Use both examples ("show, don't tell") and analogies ("so, the technical debt works a bit like a financial debt, because ..."). That's the best way to introduce your mental models to others (who may have developed their own).

Use the ancient modes of persuasion to make a deliberate decision on what you want to appeal to (with your story): logos (logical reasoning), pathos (emotions & topics your audience has a personal stance towards), ethos (authority, sense of responsibility/duty), or even kairos (use the opportunity window, due to some event the has enabled/triggered it).

Don't neglect the visual composition (yup, I've written about it as well ... https://no-kill-switch.ghost.io/tagri-they-aint-gonna-read-it/) - it's easy to discourage the reader/recipient simply by attacking them with unstructured/unformatted wall of text.

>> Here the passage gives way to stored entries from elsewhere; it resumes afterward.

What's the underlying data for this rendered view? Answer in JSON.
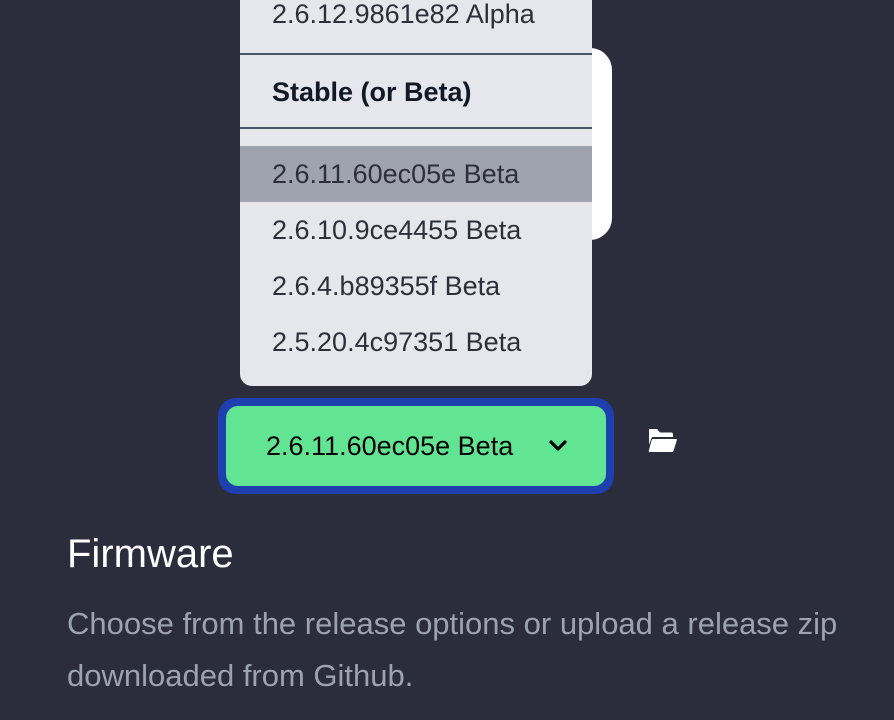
{
  "release_menu": {
    "alpha_items": [
      {
        "label": "2.6.12.9861e82 Alpha"
      }
    ],
    "stable_header": "Stable (or Beta)",
    "stable_items": [
      {
        "label": "2.6.11.60ec05e Beta",
        "highlighted": true
      },
      {
        "label": "2.6.10.9ce4455 Beta",
        "highlighted": false
      },
      {
        "label": "2.6.4.b89355f Beta",
        "highlighted": false
      },
      {
        "label": "2.5.20.4c97351 Beta",
        "highlighted": false
      }
    ]
  },
  "release_select": {
    "selected_value": "2.6.11.60ec05e Beta",
    "icon": "chevron-down-icon"
  },
  "upload_button": {
    "icon": "folder-open-icon"
  },
  "firmware_section": {
    "title": "Firmware",
    "description": "Choose from the release options or upload a release zip downloaded from Github."
  },
  "colors": {
    "background": "#2c2d3c",
    "menu_background": "#e6e7ec",
    "menu_highlight": "#9ea3ad",
    "select_background": "#62e592",
    "focus_ring": "#1e40af",
    "title_text": "#ffffff",
    "description_text": "#9ca3af"
  }
}
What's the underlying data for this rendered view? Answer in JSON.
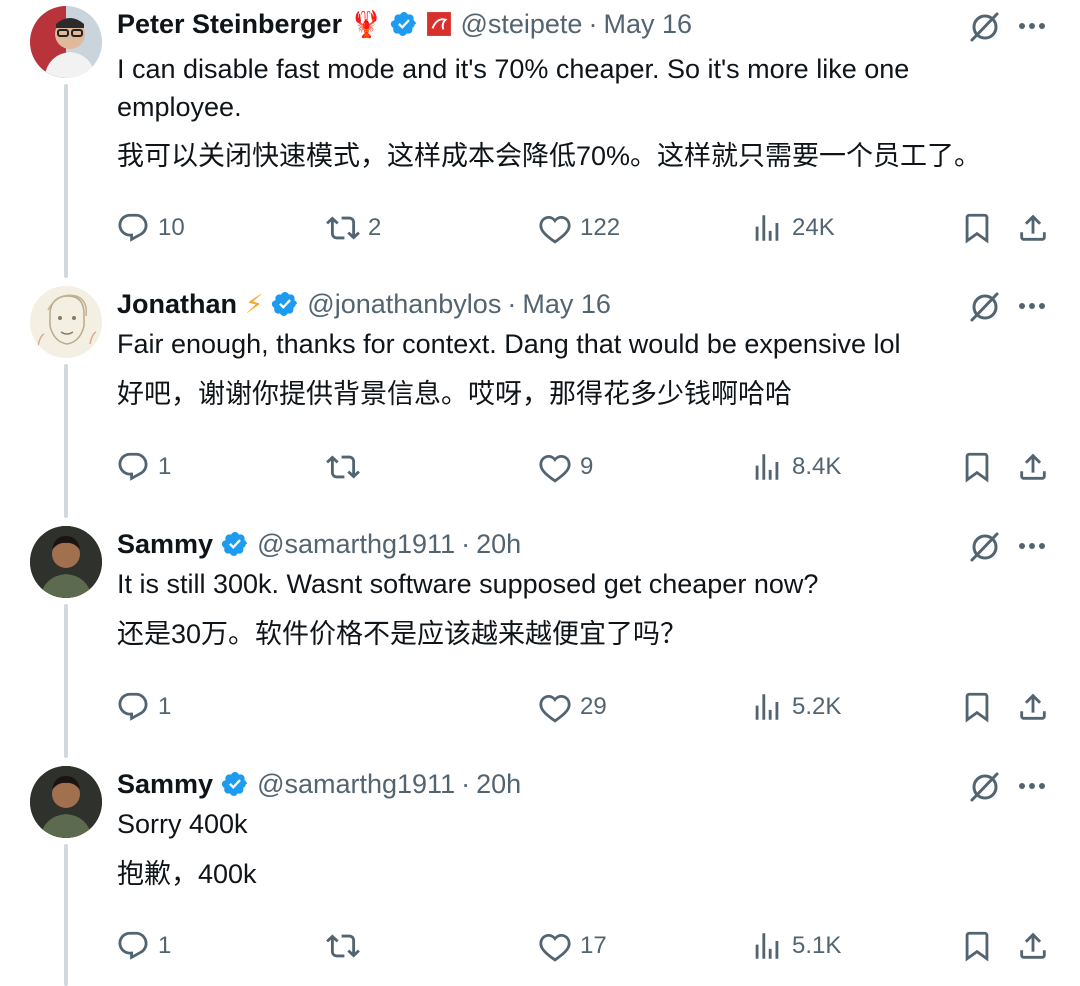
{
  "colors": {
    "verified": "#1d9bf0",
    "text": "#0f1419",
    "muted": "#536471",
    "thread": "#cfd9de"
  },
  "icons": {
    "reply": "speech-bubble-icon",
    "retweet": "retweet-arrows-icon",
    "like": "heart-outline-icon",
    "views": "bar-chart-icon",
    "bookmark": "bookmark-icon",
    "share": "share-upload-icon",
    "grok": "grok-slash-circle-icon",
    "more": "ellipsis-icon"
  },
  "tweets": [
    {
      "name": "Peter Steinberger",
      "badges": "🦞",
      "handle": "@steipete",
      "dot": "·",
      "date": "May 16",
      "text_en": "I can disable fast mode and it's 70% cheaper. So it's more like one employee.",
      "text_zh": "我可以关闭快速模式，这样成本会降低70%。这样就只需要一个员工了。",
      "replies": "10",
      "retweets": "2",
      "likes": "122",
      "views": "24K"
    },
    {
      "name": "Jonathan",
      "badges": "⚡",
      "handle": "@jonathanbylos",
      "dot": "·",
      "date": "May 16",
      "text_en": "Fair enough, thanks for context. Dang that would be expensive lol",
      "text_zh": "好吧，谢谢你提供背景信息。哎呀，那得花多少钱啊哈哈",
      "replies": "1",
      "retweets": "",
      "likes": "9",
      "views": "8.4K"
    },
    {
      "name": "Sammy",
      "badges": "",
      "handle": "@samarthg1911",
      "dot": "·",
      "date": "20h",
      "text_en": "It is still 300k. Wasnt software supposed get cheaper now?",
      "text_zh": "还是30万。软件价格不是应该越来越便宜了吗？",
      "replies": "1",
      "retweets": "",
      "likes": "29",
      "views": "5.2K"
    },
    {
      "name": "Sammy",
      "badges": "",
      "handle": "@samarthg1911",
      "dot": "·",
      "date": "20h",
      "text_en": "Sorry 400k",
      "text_zh": "抱歉，400k",
      "replies": "1",
      "retweets": "",
      "likes": "17",
      "views": "5.1K"
    }
  ]
}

Prompting people (& not only)

We are all born "instinctive" storytellers. It means that we follow our guts and simply tell what we know. Even worse - many people believe that the more words they spill, the more right/correct/smart they are. But such an unstructured knowledge dump is frequently just pointless, annoying and tiresome. We've all seen discussions halted to the full stop just because 2+ parties have overflown others with non-parsable junk that's impossible to follow/untangle. The main problem thread has already been completely watered down in a plethora of meaningless details and (wannabe-smart) digressions.

We can do better than that, but that requires practice and preparation. Respect others by communicating the way you'd like to be communicated to. Make every word count (by having its purpose). Build stories that are not only logical and comprehensible but also memorable and stand out of the everyday noise.


P.S. I've mentioned tons of techniques above. TBH, I think they are pretty common or you should figure out how they work based on their names or a simple web search. BUT, if it's just my bias kicking in and you feel that some examples would help you understand these recommendations better, let me know - I don't mind creating a subsequent post with just examples.